A fuerza de mucho empeño, la Feria Tecnológica La Guayabera 5.0 demostró en Sancti Spíritus que es posible convocar  y realizar un suceso que estremezca a la añeja villa durante varios días.

Un programa diverso, heterogéneo y atractivo sacó fuera de entidades, pertenecientes al Ministerio de Informática y Comunicaciones, (MIC); instituciones de la cultura e, incluso, del sector no estatal, los principales resultados de sus quehaceres.

Feria Tecnológica La Guayabera 5.0 en Sancti Spíritus
Urge traspasar los perímetros del término Feria para lograr una educación social que asuma
de forma crítica la cultura tecnológica. Foto: Vicente Brito

 

De esa forma, el público asistente a la cita, considerada la única de su tipo en el país en fusionar las tecnologías y cultura, pudo interactuar con avances y propuestas que para no pocos eran desconocidas.

Bajo ese concepto se realizaron conferencias, intercambios, conciertos, presentaciones de piezas de las artes visuales y de obras teatrales y danzarias, así como la exhibición de soportes técnicos. Esas propuestas se agruparon durante varias jornadas en stands e instituciones.

Precisamente, el lograr traspasar los muros de la Casa de la Guayabera de Sancti Spíritus, sede principal del evento, resultó uno de los mayores aciertos de esta tercera edición.

Mas, aún los máximos organizadores precisan replantearse los caminos que llevan al nombre del evento para que no sólo se quede en el término feria al mostrar las potencialidades de los soportes técnicos existentes en el territorio, sino que enseñe, de forma masiva y práctica, cómo explotar acertadamente esas plataformas, que aún en plano siglo XXI son escenarios pocos conocidos para unas cuantas personas.

La gestión de contenidos desde la red de redes; la jerarquización que se ofrece y el tratamiento a diversos temas desde la institucionalidad cultural tendrán que aparecer de forma más directa en las venideras ediciones. De esa forma, se logrará una mayor madurez, tanto en la educación de la sociedad como en el propio evento, el cual por la propia dialéctica precisa fortalecerse y solidificarse.

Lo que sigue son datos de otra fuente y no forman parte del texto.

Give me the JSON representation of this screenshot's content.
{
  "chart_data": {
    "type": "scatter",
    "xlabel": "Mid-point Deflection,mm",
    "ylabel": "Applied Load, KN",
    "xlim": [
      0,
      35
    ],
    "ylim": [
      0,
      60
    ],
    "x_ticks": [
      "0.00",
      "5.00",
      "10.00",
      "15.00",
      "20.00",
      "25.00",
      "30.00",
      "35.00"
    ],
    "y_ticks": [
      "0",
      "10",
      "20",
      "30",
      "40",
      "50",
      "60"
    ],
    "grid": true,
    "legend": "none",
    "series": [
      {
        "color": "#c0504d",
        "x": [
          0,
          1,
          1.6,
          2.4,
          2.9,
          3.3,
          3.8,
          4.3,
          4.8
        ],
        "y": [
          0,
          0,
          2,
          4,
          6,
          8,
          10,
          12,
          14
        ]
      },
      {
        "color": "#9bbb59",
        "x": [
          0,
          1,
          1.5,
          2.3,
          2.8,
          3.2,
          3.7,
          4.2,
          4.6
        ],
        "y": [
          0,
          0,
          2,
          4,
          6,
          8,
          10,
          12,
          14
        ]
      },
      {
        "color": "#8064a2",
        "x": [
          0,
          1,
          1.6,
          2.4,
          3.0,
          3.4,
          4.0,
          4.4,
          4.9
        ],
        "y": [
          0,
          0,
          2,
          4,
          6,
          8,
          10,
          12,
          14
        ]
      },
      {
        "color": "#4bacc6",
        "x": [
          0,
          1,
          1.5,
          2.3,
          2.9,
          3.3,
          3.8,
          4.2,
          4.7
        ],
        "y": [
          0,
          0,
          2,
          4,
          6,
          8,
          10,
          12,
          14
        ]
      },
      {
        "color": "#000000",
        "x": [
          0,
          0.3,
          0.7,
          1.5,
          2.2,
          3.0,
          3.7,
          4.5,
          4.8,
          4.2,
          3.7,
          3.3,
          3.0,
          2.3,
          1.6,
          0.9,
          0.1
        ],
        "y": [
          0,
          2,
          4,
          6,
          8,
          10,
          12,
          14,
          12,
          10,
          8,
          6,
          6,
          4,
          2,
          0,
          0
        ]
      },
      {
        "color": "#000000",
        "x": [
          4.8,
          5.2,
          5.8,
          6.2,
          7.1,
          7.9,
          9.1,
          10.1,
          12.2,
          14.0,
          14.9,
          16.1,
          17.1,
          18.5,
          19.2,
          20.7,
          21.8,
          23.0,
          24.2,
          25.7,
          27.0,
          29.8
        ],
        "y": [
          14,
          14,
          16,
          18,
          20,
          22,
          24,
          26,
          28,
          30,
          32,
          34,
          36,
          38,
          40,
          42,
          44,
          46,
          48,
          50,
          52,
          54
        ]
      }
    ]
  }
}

Hacia ese camino, se podrá responder con el criterio del sociólogo argentino Daniel Filmus, quien expresó que “la utilización, de forma crítica, de las nuevas tecnologías, ayudará a la construcción de una sociedad más justa, humana y sin exclusiones”.

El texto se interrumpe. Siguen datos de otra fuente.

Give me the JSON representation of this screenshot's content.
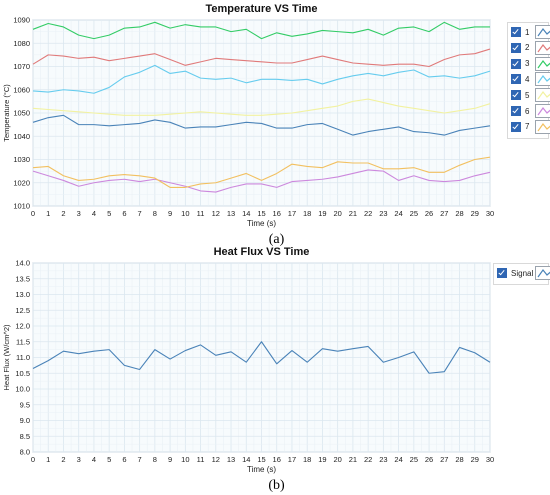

Y es que urge comprender que las tecnologías son mucho más que el aparato técnico o soporte digital. Resulta una cultura, gestada en conocimientos aplicados socialmente por lo que el dominio de la misma repercute e influye en los diferentes públicos.

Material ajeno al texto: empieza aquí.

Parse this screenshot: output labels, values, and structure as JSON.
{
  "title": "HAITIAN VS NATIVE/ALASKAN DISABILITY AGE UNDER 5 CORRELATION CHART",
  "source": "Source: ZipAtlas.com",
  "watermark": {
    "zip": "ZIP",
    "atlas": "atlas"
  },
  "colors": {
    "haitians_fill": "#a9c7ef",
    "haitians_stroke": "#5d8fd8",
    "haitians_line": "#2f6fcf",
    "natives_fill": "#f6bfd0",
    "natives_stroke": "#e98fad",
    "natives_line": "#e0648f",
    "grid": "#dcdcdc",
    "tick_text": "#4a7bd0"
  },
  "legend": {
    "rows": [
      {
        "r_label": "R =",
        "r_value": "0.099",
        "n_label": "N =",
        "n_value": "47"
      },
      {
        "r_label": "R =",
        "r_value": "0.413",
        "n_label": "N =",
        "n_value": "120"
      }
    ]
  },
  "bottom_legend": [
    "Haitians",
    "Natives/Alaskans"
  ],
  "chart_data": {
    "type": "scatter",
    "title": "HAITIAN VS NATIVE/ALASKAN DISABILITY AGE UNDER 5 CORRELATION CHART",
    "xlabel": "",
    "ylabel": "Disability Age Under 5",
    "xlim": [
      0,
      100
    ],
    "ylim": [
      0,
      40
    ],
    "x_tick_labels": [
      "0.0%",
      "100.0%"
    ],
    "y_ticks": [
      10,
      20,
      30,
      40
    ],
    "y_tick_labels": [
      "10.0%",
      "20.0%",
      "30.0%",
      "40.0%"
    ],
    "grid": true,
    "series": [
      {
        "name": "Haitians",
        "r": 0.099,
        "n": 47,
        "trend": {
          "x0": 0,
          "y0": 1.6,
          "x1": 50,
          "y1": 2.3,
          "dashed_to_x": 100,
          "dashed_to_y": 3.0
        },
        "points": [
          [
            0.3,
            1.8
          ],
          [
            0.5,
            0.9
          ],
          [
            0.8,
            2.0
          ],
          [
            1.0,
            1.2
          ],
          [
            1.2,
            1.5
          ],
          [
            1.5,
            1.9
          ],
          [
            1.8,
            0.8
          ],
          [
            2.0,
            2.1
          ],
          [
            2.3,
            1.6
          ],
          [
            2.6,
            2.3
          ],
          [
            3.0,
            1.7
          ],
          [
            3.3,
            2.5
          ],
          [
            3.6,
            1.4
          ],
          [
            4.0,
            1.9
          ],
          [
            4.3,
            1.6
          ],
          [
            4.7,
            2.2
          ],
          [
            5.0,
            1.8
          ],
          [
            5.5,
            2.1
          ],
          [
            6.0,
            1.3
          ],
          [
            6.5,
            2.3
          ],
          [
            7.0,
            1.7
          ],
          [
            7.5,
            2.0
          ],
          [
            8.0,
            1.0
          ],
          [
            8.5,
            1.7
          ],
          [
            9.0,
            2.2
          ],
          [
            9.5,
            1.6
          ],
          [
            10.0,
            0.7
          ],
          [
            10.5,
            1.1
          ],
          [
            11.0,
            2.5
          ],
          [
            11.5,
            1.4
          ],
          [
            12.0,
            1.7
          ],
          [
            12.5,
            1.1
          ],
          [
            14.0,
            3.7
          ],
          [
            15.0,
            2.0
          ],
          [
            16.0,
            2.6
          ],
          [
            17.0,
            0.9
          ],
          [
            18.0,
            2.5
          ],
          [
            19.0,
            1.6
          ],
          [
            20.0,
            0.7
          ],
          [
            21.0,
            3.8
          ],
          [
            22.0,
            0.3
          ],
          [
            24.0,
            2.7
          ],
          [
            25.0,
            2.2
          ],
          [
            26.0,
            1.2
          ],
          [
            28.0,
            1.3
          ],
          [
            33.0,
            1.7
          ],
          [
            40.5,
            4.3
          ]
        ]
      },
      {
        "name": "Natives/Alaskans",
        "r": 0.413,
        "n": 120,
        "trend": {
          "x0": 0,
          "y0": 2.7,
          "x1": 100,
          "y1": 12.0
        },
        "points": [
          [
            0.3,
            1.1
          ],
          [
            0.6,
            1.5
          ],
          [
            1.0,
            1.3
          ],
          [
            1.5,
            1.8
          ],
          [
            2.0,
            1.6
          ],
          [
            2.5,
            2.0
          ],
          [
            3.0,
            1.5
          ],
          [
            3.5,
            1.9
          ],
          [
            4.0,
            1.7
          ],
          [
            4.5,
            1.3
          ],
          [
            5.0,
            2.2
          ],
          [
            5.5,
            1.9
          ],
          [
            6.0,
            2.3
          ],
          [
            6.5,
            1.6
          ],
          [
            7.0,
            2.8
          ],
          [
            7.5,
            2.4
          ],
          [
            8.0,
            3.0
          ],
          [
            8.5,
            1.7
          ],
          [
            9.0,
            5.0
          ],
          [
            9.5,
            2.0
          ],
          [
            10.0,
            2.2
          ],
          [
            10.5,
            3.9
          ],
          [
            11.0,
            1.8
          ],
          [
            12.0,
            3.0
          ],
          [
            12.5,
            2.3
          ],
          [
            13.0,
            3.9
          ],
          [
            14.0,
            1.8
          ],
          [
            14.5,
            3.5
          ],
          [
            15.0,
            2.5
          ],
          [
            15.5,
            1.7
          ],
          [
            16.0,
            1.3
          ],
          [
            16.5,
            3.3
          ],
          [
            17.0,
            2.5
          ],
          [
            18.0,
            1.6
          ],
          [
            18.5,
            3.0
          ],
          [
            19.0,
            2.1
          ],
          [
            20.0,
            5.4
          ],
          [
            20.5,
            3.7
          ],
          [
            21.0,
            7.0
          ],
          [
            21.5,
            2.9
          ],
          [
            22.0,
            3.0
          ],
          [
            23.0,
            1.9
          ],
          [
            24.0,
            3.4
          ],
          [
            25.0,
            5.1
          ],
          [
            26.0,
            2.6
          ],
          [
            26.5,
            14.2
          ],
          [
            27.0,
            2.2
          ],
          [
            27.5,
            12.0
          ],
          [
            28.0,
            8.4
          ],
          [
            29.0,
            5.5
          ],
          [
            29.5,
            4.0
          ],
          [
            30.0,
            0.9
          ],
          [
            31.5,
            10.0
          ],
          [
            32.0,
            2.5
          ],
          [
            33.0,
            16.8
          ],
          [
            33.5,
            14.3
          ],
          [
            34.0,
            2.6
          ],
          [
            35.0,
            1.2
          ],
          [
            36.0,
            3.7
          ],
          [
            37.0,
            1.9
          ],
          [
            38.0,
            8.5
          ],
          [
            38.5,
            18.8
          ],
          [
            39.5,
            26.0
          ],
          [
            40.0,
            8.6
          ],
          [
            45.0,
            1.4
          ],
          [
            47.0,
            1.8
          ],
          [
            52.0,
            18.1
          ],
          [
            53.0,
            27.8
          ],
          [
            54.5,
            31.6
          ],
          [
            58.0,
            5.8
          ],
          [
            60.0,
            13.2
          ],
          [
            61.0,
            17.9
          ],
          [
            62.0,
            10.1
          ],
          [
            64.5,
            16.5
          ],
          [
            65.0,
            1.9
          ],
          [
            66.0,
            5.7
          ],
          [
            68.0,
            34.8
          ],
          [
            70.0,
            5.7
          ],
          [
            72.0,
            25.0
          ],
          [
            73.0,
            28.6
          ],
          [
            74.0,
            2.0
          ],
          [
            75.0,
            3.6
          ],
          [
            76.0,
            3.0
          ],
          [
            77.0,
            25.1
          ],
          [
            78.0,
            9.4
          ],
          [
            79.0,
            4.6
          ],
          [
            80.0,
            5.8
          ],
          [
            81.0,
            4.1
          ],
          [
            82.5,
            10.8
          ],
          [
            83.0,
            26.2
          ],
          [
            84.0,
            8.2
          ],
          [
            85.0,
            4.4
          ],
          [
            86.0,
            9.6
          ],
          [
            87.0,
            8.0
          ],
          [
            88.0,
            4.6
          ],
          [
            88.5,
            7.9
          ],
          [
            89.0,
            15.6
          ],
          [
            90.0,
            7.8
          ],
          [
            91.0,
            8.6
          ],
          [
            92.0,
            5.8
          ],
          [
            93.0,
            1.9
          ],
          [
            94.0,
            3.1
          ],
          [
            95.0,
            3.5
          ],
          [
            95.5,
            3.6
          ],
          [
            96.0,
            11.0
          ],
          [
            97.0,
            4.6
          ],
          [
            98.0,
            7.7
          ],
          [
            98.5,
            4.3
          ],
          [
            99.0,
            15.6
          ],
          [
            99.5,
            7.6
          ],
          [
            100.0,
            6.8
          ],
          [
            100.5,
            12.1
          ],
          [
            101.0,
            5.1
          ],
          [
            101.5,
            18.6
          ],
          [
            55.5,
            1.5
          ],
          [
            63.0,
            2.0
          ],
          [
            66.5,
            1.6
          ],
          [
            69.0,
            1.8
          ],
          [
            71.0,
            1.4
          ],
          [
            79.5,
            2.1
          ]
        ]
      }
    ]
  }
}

En ese sentido, queda mucho por hacer y la Feria Tecnológica La Guayabera 5.0 mucho pudiera aportar.

Afortunadamente, esa concepción se asume desde el colectivo organizador, tal y como lo expresó, durante su clausura, Carlo Figueroa, al considerar que la intervención viable y eficaz de los artistas como entes activos de la comunicación precisa de saberes y responsabilidad, razón por la cual urge conocer las potencialidades con que contamos y las posibilidades que tenemos en nuestro más estrecho contexto. De esa forma, a su juicio, la obra de Cuba podrá ser conocida con fidelidad en el resto del orbe.

Igualmente, el crítico del séptimo arte y escritor Frank Padrón, uno de los invitados del evento espirituano confirma la necesidad de asumir las tecnologías como parte de los procesos culturales.

“No podemos ya divorciarnos de esos soportes a donde va el arte y es ahora mismo la forma en que, quizás, más se consume”, acotó.

Otra lección que pudiera sacarse, tras la caída del telón de esta feria, es la necesidad de continuar imbricando los factores que permitan un mejor y más rápido acceso a Internet por parte de quienes pagaron inscripción.

Además, precisa sumar más asistencia de la comunidad intelectual del territorio, un fenómeno que ya se ha enraizado por lo que  casi siempre son las mismas caras que participan de las opciones que se proponen.

A pesar de todo ello, la Feria demostró cuánto se puede lograr con un evento diferente, renovador y atractivo. Cuando Sancti Spíritus se viste con su guayabera tecnológica roza mucho más con los aires de modernidad.